Um fato que ilustra muito bem essa situação é a decisão proferida pelo Ministro Barroso em relação à ADPF 54 permitindo a interrupção da gravidez em caso de gestação de anencéfalos. Essa decisão representa muito mais que um direito comum para as mulheres, representa o Direito como uma ferramenta que pode garantir a emancipação feminina em uma sociedade patriarcalista, um pequeno passo em meio a uma maratona para a conquista da igualdade de gênero. Representa um contragolpe ao feminicídio, uma vez que diminui, ou tem a pretensão de, o estigma relacionado ao aborto e da mulher que o pratica, pois as condições que levam uma mulher a tal prática, por vezes, são reflexos do descaso feito com a população feminina, bem como as consequências deste são degradantes para a mulher, que se motivo de exclusão por parte dos diversos segmentos da sociedade e tem seu psicológico abalado. Pela óptica de Bourdieu, esse quadro é um exemplo de historicização da norma, em que se passa do plano fático para o formal, adapta as fontes às novas circunstâncias, encontrando nelas possibilidades inéditas a serem exploradas. 
Porém, como posto anteriormente, toda produção jurídica é resultado de uma dinâmica dupla, assim, tem-se em trânsito, no legislativo, um Projeto de Emenda Constitucional que visa criminalizar o aborto em casos de estupro. Um imenso retrocesso protagonizado pelo patriarcalismo, notoriamente detentor de poder simbólico fortemente exercido na sociedade. Quadros como esse são novamente esclarecidos pelo pensador quando este diz que a afinidade dos interesses e as formações semelhantes favorecem a formação de uma visão alinhada de mundo, ou seja, diminui a probabilidade do desfavorecimento da ideologia dominante, isto é, o atual senário do poder legislativo brasileiro se mostra notoriamente alinhado à cultura patriarcalista conservadora, favorecendo sua propagação e maior enraizamento no Direito e cultura nacional. Daqui retiramos a definição de habitus para o francês, disposições incorporadas pelo indivíduo durante sua formação, atrelado ao seu campo, e as decisões proferidas pelo indivíduo estão, portanto, atrelados ao habitus. Na decisão referente à ADPF 54, por exemplo, ficou claro que até mesmo os ministros mais conservadores deixaram transparecer o habitus produzido a partir de uma perspectiva jurídica.

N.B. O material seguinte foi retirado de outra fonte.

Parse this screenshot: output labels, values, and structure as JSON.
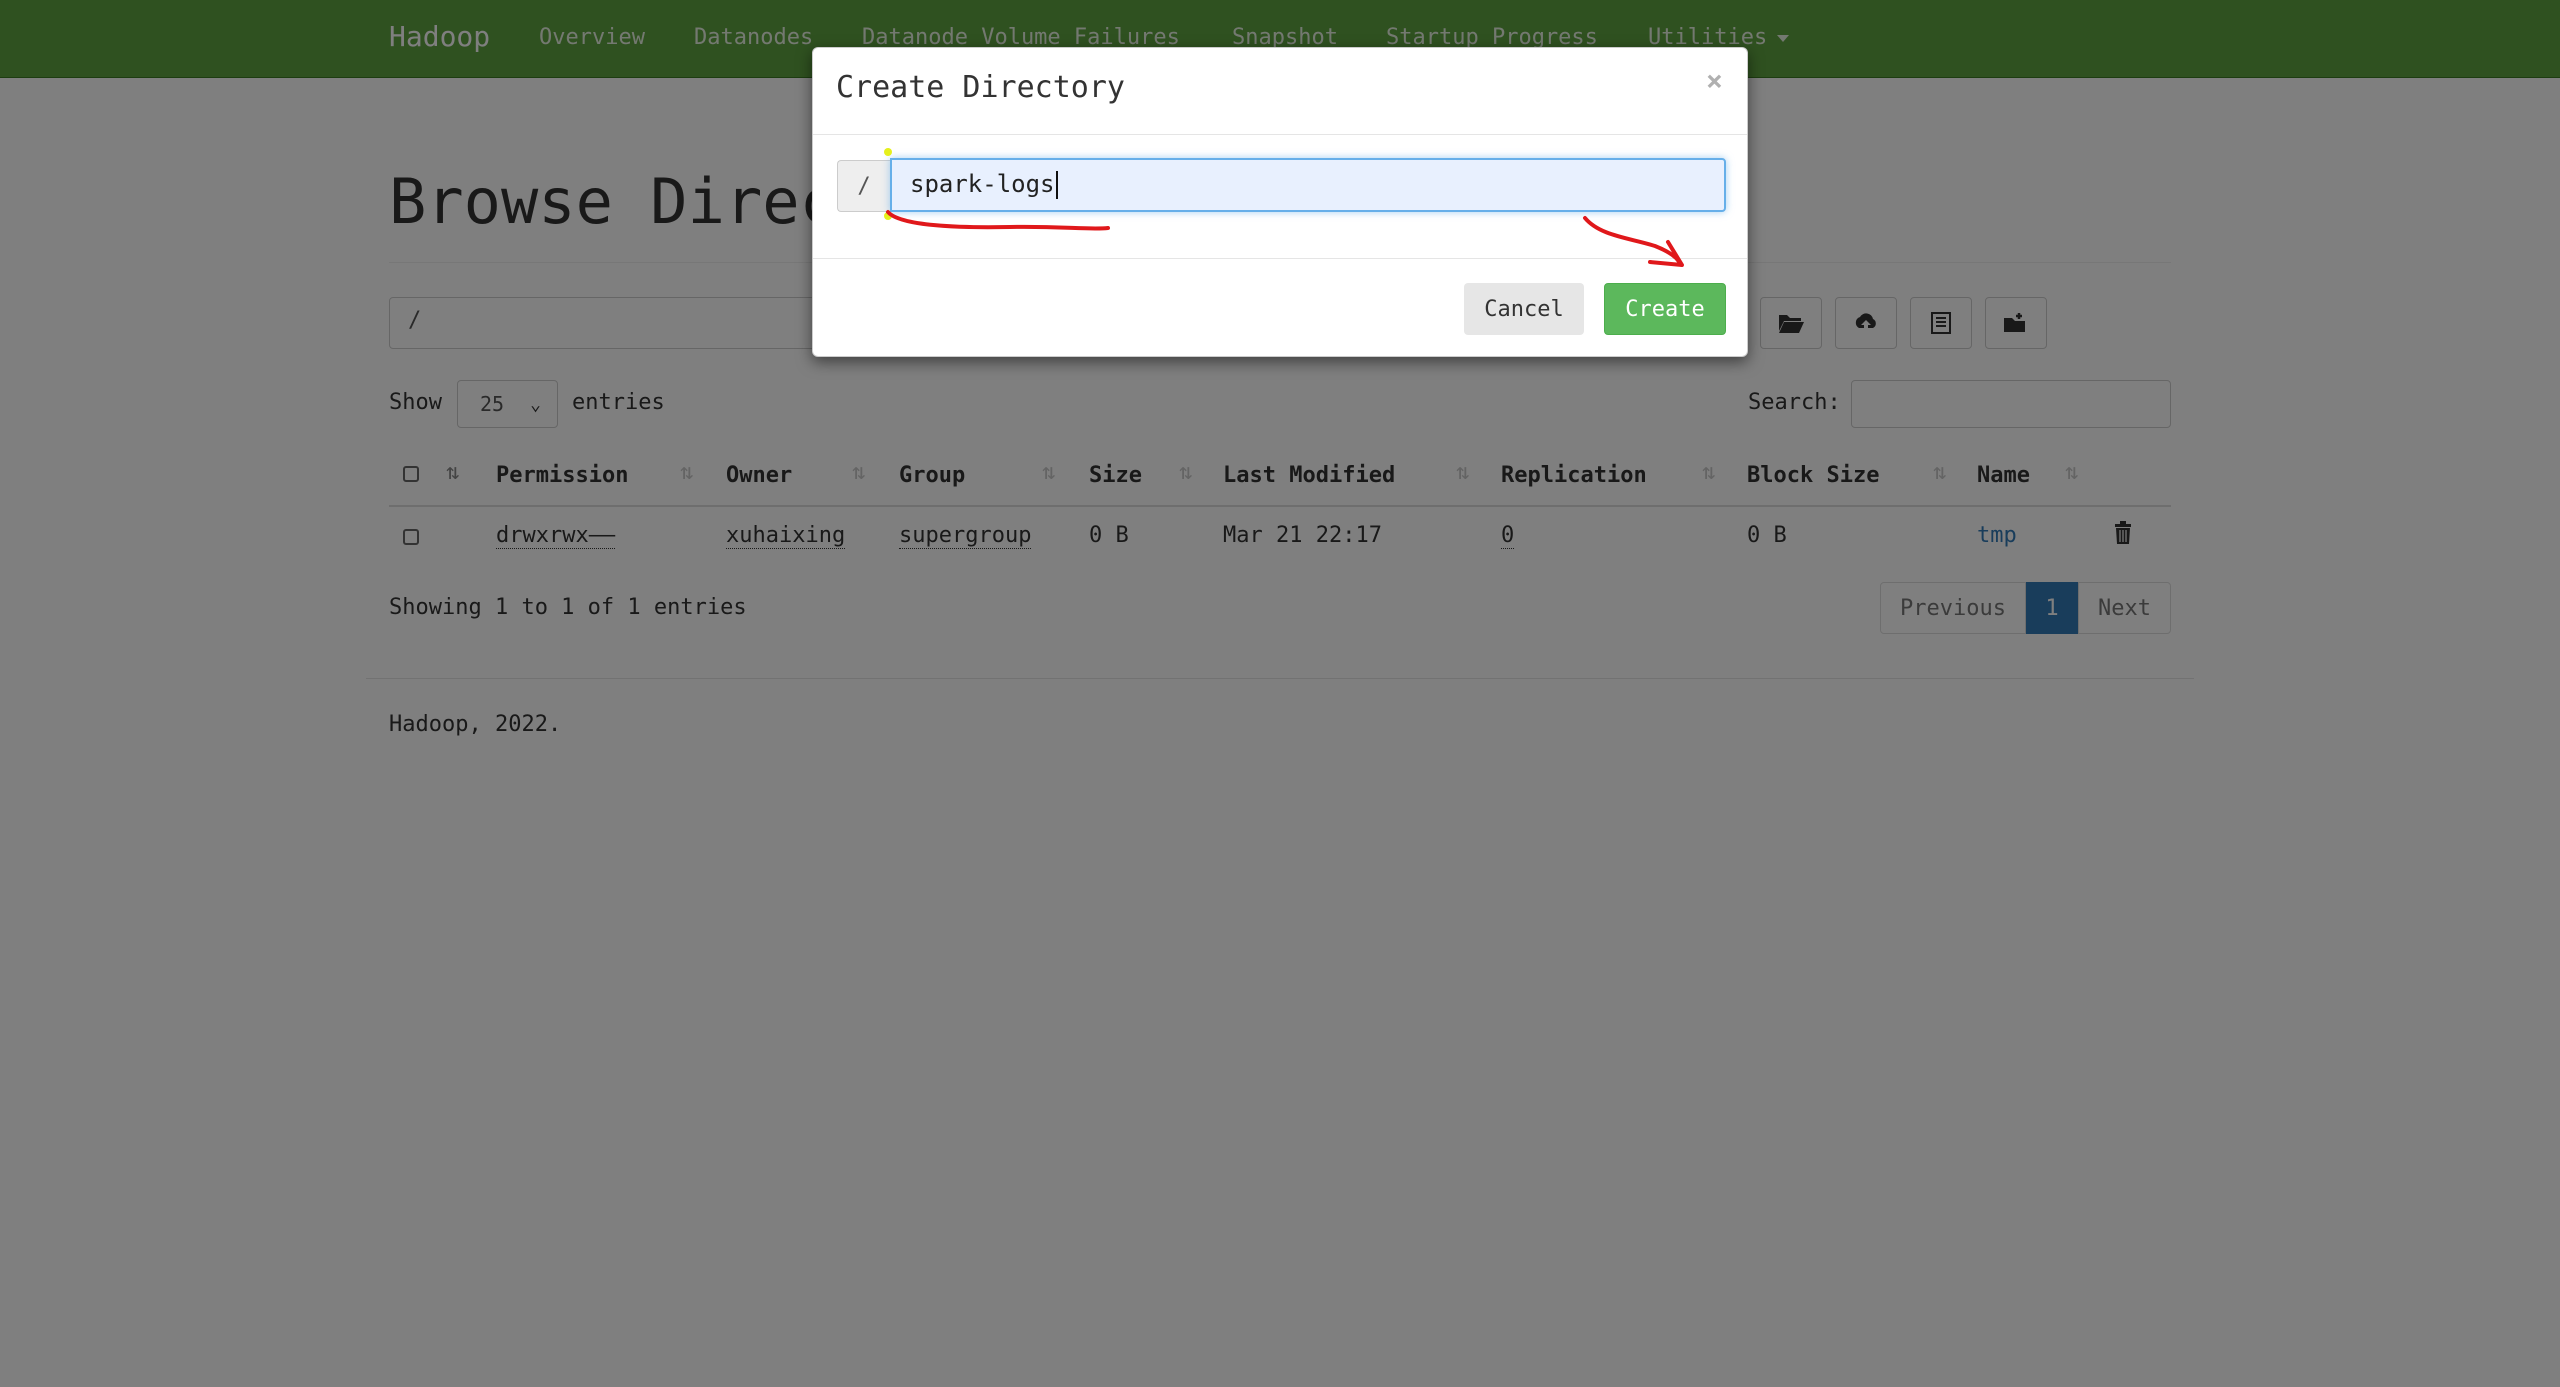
{
  "navbar": {
    "brand": "Hadoop",
    "items": [
      "Overview",
      "Datanodes",
      "Datanode Volume Failures",
      "Snapshot",
      "Startup Progress",
      "Utilities"
    ]
  },
  "page": {
    "title": "Browse Directory",
    "path_value": "/",
    "toolbar_icons": [
      "folder-open-icon",
      "upload-icon",
      "list-icon",
      "paste-icon"
    ]
  },
  "table_controls": {
    "show_label": "Show",
    "length_value": "25",
    "entries_label": "entries",
    "search_label": "Search:"
  },
  "table": {
    "columns": [
      "Permission",
      "Owner",
      "Group",
      "Size",
      "Last Modified",
      "Replication",
      "Block Size",
      "Name"
    ],
    "rows": [
      {
        "permission": "drwxrwx——",
        "owner": "xuhaixing",
        "group": "supergroup",
        "size": "0 B",
        "last_modified": "Mar 21 22:17",
        "replication": "0",
        "block_size": "0 B",
        "name": "tmp"
      }
    ]
  },
  "info": "Showing 1 to 1 of 1 entries",
  "pagination": {
    "previous": "Previous",
    "current": "1",
    "next": "Next"
  },
  "footer": "Hadoop, 2022.",
  "modal": {
    "title": "Create Directory",
    "close": "×",
    "path_prefix": "/",
    "input_value": "spark-logs",
    "cancel": "Cancel",
    "create": "Create"
  },
  "colors": {
    "navbar": "#5fa341",
    "create_button": "#5cb85c",
    "link": "#337ab7",
    "annotation": "#e0181b"
  }
}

Por fim, há uma constante e imensa luta sendo travada no cenário jurídico nacional, notadamente travada entre a construção de um Direito baseado na crença de sua autonomia e a necessidade de adapta-lo a situações concretas. Os elementos que moldam o direito são claros e devem ser levados em conta no campo jurídico. O veredicto, o produto da luta simbólica travada no campo jurídico, deve corresponder a emancipação, emancipação contra aquelas forças que, dissimuladamente, embaçam a visão da comunidade em relação à sua situação sócio-jurídica, porém distante de formalismos e instrumentalismos.